Ce projet structurant lancé en 2001 trouve des difficultés pour sa concrétisation; d’ailleurs, toutes les opérations inscrites de 2001 à 2007, restent en cours d’exécution et même pendantes à la fin 2010.
Dépense fiscale exorbitante injustifiée
Pour le seul exercice 2010, le ministre des finances a déclaré un montant exorbitant de 430 MDA, au titre des dépenses fiscales sans pour autant décliner la base de calcul, ni fournir de détails ou d’explications sur les segments d’activités et les bénéficiaires pour lesquels celles-ci avaient été consenties. Signalons qu’une bonne partie de ces dépenses est constituée par des exonérations fiscales. Dans le cadre de mesures incitatives introduites par les différentes lois de finances afin d’encourager l’investissement et l’emploi, il a été octroyé un certains nombre d’avantages fiscaux et douaniers ayant atteint, en 2010, un montant de 93,66 MDA.

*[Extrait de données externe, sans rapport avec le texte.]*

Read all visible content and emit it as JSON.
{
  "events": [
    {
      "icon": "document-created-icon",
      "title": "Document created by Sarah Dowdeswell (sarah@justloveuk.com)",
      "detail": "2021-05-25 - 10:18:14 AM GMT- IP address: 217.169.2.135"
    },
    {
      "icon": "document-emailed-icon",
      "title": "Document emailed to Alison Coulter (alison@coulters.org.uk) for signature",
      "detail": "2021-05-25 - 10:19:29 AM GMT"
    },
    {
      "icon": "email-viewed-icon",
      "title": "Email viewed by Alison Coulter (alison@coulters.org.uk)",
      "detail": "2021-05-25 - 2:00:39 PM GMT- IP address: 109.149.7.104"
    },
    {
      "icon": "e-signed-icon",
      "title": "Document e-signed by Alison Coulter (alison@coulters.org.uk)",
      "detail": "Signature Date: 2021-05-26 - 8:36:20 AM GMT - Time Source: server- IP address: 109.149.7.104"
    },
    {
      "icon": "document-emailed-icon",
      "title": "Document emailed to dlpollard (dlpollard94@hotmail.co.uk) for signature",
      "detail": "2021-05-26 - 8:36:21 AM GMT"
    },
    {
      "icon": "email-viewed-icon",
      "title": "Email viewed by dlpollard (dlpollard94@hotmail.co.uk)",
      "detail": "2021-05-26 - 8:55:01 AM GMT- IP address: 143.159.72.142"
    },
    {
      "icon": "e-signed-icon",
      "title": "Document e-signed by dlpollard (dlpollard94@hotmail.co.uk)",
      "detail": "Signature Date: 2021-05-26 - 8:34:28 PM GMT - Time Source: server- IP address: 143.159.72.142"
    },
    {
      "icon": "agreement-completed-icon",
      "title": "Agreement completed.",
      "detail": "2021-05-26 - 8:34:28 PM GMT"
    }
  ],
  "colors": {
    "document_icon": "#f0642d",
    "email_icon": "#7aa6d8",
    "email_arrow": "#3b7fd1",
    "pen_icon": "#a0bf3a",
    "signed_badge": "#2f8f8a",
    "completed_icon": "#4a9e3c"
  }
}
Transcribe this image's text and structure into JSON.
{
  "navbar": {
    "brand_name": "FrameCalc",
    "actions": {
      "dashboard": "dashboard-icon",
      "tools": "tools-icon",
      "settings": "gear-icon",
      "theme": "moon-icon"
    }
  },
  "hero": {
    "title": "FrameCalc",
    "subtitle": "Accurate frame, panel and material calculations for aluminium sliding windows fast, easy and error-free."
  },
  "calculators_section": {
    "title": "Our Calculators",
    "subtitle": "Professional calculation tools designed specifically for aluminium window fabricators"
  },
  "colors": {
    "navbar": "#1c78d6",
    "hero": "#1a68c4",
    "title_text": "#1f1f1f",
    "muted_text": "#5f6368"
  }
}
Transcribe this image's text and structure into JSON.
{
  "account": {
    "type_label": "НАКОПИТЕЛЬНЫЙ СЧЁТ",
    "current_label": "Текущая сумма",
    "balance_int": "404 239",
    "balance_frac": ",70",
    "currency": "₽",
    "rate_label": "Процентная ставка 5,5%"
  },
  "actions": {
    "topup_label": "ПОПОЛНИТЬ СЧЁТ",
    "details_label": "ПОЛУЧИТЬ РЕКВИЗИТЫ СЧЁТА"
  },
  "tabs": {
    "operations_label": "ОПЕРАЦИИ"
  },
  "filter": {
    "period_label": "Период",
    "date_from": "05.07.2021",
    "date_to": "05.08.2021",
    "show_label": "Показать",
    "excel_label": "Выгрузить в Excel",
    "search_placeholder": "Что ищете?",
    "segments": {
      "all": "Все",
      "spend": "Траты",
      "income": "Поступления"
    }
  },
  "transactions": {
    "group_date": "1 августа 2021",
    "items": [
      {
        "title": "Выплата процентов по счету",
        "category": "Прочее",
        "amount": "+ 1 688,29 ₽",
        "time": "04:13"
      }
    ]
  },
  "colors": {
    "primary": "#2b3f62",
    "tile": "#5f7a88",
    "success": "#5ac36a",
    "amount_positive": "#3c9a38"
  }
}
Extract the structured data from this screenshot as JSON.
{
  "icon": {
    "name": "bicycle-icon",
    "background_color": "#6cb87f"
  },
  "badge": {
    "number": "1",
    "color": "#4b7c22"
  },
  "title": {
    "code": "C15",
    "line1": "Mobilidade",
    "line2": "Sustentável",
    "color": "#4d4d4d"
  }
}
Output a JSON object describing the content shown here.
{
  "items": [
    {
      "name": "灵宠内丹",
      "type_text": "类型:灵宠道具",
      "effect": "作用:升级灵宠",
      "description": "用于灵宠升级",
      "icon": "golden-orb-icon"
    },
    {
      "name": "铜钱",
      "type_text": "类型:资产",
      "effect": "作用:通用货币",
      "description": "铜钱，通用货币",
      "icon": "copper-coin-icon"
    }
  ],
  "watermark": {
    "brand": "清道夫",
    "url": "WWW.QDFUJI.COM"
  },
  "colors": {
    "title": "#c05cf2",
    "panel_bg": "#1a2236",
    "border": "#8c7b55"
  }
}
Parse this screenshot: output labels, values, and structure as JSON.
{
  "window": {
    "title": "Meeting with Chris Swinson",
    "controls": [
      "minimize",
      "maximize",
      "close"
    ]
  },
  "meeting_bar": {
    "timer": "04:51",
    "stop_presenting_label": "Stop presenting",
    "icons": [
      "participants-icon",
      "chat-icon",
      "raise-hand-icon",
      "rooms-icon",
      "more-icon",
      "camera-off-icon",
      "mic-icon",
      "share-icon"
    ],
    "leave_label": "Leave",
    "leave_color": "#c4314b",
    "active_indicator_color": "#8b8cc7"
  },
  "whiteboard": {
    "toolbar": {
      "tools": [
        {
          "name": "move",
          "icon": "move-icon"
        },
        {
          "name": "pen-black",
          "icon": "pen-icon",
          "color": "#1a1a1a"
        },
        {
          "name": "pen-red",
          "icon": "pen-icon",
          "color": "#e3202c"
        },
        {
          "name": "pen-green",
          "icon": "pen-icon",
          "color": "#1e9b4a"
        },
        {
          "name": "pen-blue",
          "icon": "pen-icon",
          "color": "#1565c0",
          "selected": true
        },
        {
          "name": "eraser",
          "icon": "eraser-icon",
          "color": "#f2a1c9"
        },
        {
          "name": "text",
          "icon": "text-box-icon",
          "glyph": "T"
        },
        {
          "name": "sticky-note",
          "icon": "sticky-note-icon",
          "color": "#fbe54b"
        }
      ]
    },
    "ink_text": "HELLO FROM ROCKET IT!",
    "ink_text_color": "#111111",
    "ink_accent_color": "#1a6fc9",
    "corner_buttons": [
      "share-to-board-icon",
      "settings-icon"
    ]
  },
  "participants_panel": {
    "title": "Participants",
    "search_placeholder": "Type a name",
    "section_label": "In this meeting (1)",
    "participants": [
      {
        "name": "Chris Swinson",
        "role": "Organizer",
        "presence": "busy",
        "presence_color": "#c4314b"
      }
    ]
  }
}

L’Andi et l’Ansej ont bénéficié respectivement de 73,18 et 20,48 MDA, soit des taux respectifs de 78% et 22% du montant global des exonérations. Malgré l’importance des exonérations accordées, le suivi des projets retenus n’a pas été au rendez-vous. L’absence de contrôle a encouragé certains promoteurs à ne pas respecter leurs obligations ou engagements.
Cette situation s’est aggravée également par une défaillance dans la coordination des différents intervenants, Douanes, Impôts, Ansej et Andi. Ce qui a amené certains investisseurs à détourner les projets de leur destination initiale et, dans certains cas, à la cession des équipements acquis dans ce cadre.